By Keshet Bachan, Plan International USA
On a rainy November day in 2007, Plan International launched a new campaign named after a report they has just published called ‘Because I am a Girl’. The launch was held at the offices of Marie Claire Magazine, and it featured Cherie Blaire as a guest speaker.
At the time, global attention was firmly fixed elsewhere – it was hurricane season in the Pacific and the Dow Jones had just taken a 360 point dive, heralding an economic crisis the likes of which the world hadn’t known since The Great Depression. But in a small press reception, in the heart of London, change was afoot.
The next day a minor news story made it onto the back pages of a few papers – the UN sent home 108 of the 950 Sri Lankan peacekeepers stationed in Haiti, accusing them of sexual abuse, including with underage girls. This shocking event passed by mostly unnoticed and unremarked upon by those responsible for holding UN agencies to account.

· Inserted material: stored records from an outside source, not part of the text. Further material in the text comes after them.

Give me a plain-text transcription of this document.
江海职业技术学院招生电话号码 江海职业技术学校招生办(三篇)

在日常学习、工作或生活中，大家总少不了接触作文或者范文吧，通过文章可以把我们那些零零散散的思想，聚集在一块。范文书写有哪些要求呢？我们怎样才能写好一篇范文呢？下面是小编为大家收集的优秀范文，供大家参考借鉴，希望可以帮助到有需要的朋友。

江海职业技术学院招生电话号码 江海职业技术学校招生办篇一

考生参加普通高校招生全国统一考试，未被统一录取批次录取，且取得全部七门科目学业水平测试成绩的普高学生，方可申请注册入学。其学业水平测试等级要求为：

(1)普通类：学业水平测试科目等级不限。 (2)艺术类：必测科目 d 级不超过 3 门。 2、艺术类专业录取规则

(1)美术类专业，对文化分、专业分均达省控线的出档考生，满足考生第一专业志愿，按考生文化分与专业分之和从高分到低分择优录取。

As usual, only the feminists cried in outrage, and the world kept spinning on its axis unperturbed.
Girls were invisible, and so was their plight.
Around the same time, the 2008 ‘Because I am a Girl’ report was published, focusing on girl’s rights in war zones. One of its main recommendations was to enforce the code of conduct for UN personnel serving in conflict and post conflict zones so that they protect, not exploit, girls and young women. Despite the topical nature of the issues discussed, the report’s call to action failed to gain significant traction with donors and policy makers.
It would take yet a deeper plunge into the economic abyss in order to firmly place girls at the top of the global agenda.
In December 2009, the participants of the World Economic Forum in Davos – largely heads of billion dollar corporations – were invited to a session called ‘The Girl Effect on Development’. The Davos meetings that year were focusing exclusively on the global economic crisis that had hit these corporations hard. The idea of a session that sought to encourage large scale investments in adolescent girls living in some of the poorest communities in the world seemed at odds with the economic climate.
Yet, the session had sold out almost immediately.
The Girl Effect told a simple story: if you invest in adolescent girls, then fertility rates drop, children have better health outcomes, the workforce grows and becomes more productive ultimately leading to a stimulated economy. The crux of the argument was this – girls will one day be mothers, transferring their gains to their children, ensuring a multiplier and intergenerational effect will inevitably take place.
This easy formula for stimulating the economy caught the attention of every business person and politician in the room and the Girl Effect video quickly went viral.
At the same time Plan’s third ‘Because I am a Girl’ report, which analyzed the roles of girls and young women within the global economy, had finally hit a home run. Coming as it did on the heels of the economic downturn it offered duty bearers a clear route towards equitable distribution of wealth and assets – through an investment in girl’s education. History shows, the report argued, that when a girls are as educated as boys, economies prosper and governments remain stable.
The clarion call for girl’s rights had been made and it was echoing around the globe.
Investments increased, the ‘Because I am a Girl’ campaign went global, with Plan International’s urging the UN passed a resolution to make October 11th the International Day of the Girl and with our continued advocacy efforts a landmark UN resolution was passed banning Child Early and Forced Marriage.
The momentum to invest in girls continues today. The First Lady of the United States Michelle Obama recently launched an initiative called‘Let Girls Learn’ which aims to get 60 million out of school girls, into a classroom, and the sooner the better.
The US Government, including the State Department, USAID, PEPFAR and the Millennium Challenge Corporation developed an entire strategy to empower adolescent girls, taking a bold step to reach those who need our support the most.
At every level, the belief that girls are central to development efforts, that they require specific investment because they are most likely to be left behind, that their voices are too often missed but are worthy of being listened to, has been wholly endorsed.
And so on the eve of the United State of Women we find ourselves in a new, exciting place – celebrating the role that women and girls have played in making themselves central to human prosperity, calling out the continued challenges of violence, discrimination and marginalization which keep women and girls from reaching their full potential, and hoping beyond hope that the efforts we’ve made and continue to make will change the course of history forever.